Minieri told the Journal: The availability of capital to do these terrific developments and stimulate the economy concerns me... Liquidity and the availability of funds is always something I try not to lose too much sleep over, but it can keep me up at night. Value creation is impacted tremendously when you have to pay more for financing proceeds.
(Two-year stock chart from Yahoo Finance.)
On 9/14/07, RBC Capital Markets analyst Rich Moore, who follows Forest City Enterprises, issued a ratings revision, nudging FCE down from "outperform"--meaning better than its peers in the real estate sector--to the middle ranking of "sector perform." In doing so, RBC rather dramatically cut its Forest City price estimate fom $80 to $54. (The current price is about $56.)
The reasons include a tougher market for homebuilding and office space, but also, more crucially, "an overstretched balance sheet in a difficult financing market" and a requirement to sell assets "to fund the big development pipeline."
The ratings revision was the subject of an AP story last month; the nine-page document was provided to me by a reader who got it from his broker. Moore is the top-rated analyst of FCE.
However, the forecast remains optimistic, as Moore called FCE "one of the top, if not the top, mixed-use developers in the country," which "is poised to produce significant value from a development pipeline" that likely exceeds the $10 million current book value. However, for the next year, don't expect anything special.
Beyond general economic trends like demand for commercial space and access to capital, the report also cites "higher raw material and labor costs" as well as "additional risks, including the threat of terrorism, weather and key personnel changes," which FCE has outlined in documents (as I've noted) filed with the Securities and Exchange Commission.
Does that pipeline include Atlantic Yards? Probably not. Moore's report also refers to the "shadow pipeline," projects in development. Remember, FCE categorizes Atlantic Yards in the "initial development stage," one step behind the "shadow pipeline."
But the report also states that FCE "will likely face some near term difficulty funding its development pipeline," which suggests potential delays in moving ahead projects like Atlantic Yards. (Another potential delay: the "crisis" in availability of finance for affordable housing.)
Minieri, to the Journal, was philosophical: We will probably encounter a couple of different market cycles as we move through that development.
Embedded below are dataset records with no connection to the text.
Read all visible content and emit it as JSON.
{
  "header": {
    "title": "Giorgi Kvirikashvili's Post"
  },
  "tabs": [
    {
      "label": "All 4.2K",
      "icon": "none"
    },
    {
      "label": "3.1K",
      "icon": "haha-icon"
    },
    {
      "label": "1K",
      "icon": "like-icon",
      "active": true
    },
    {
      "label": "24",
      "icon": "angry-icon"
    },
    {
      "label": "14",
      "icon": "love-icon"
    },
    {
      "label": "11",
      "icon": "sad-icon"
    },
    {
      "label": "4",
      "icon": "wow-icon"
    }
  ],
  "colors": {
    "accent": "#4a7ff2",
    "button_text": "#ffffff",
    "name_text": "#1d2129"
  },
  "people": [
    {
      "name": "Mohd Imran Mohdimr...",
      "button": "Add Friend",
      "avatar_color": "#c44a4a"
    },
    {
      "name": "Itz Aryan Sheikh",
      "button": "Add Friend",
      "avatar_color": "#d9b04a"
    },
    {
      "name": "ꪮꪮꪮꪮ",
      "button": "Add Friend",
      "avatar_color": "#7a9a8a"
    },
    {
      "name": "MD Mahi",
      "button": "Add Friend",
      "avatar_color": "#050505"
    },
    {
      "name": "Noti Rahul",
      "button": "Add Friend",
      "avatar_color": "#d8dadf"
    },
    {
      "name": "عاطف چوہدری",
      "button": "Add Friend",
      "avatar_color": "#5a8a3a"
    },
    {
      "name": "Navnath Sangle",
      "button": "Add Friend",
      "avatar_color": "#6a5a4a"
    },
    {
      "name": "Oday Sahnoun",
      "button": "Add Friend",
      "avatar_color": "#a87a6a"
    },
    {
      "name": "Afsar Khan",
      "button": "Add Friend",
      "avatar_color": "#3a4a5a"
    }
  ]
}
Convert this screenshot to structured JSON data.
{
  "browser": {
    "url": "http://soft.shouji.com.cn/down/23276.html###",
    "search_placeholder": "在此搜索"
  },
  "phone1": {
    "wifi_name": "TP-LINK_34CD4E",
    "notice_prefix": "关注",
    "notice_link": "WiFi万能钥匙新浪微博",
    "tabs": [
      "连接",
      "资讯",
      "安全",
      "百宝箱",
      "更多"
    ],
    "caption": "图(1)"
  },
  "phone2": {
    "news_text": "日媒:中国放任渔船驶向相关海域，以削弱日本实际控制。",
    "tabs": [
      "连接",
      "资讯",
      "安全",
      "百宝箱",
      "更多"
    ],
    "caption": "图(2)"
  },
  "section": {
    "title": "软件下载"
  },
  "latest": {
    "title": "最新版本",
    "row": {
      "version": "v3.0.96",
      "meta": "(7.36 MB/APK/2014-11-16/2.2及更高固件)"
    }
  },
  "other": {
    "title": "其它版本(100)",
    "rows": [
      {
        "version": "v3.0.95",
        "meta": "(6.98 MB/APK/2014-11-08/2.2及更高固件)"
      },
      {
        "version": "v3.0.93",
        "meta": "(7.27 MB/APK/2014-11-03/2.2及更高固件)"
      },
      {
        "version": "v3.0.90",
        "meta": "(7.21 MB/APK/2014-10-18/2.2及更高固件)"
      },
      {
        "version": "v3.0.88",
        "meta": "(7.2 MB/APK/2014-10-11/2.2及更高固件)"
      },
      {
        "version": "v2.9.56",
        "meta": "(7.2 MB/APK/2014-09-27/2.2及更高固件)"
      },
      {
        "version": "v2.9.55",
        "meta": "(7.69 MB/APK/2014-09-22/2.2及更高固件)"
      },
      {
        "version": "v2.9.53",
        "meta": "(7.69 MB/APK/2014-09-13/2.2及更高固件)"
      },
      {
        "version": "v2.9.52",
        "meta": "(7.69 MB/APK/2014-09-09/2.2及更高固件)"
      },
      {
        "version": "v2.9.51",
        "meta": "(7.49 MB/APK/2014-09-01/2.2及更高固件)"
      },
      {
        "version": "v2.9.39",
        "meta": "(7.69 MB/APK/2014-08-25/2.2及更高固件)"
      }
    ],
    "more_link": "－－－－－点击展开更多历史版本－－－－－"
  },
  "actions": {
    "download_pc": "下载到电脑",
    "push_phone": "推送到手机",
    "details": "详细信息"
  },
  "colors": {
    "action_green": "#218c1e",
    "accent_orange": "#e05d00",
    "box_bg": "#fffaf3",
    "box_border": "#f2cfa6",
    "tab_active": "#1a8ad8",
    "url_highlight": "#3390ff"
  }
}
Moore hinted at potential delays to the New York Observer in September 2006:
“The quality that Forest City has is that they are very disciplined about moving forward in stages,” said Rich Moore, an analyst at RBC Capital Markets who covers Forest City Enterprises. “They build one office tower and see if they are doing well, and if they are not, there is always the option of waiting until the market catches up to them or of altering their plans.”
In other words, Forest City will build as it sees fit, not necessarily to produce the project's stated public purposes, among them affordable housing and open space, within the stated project timeline.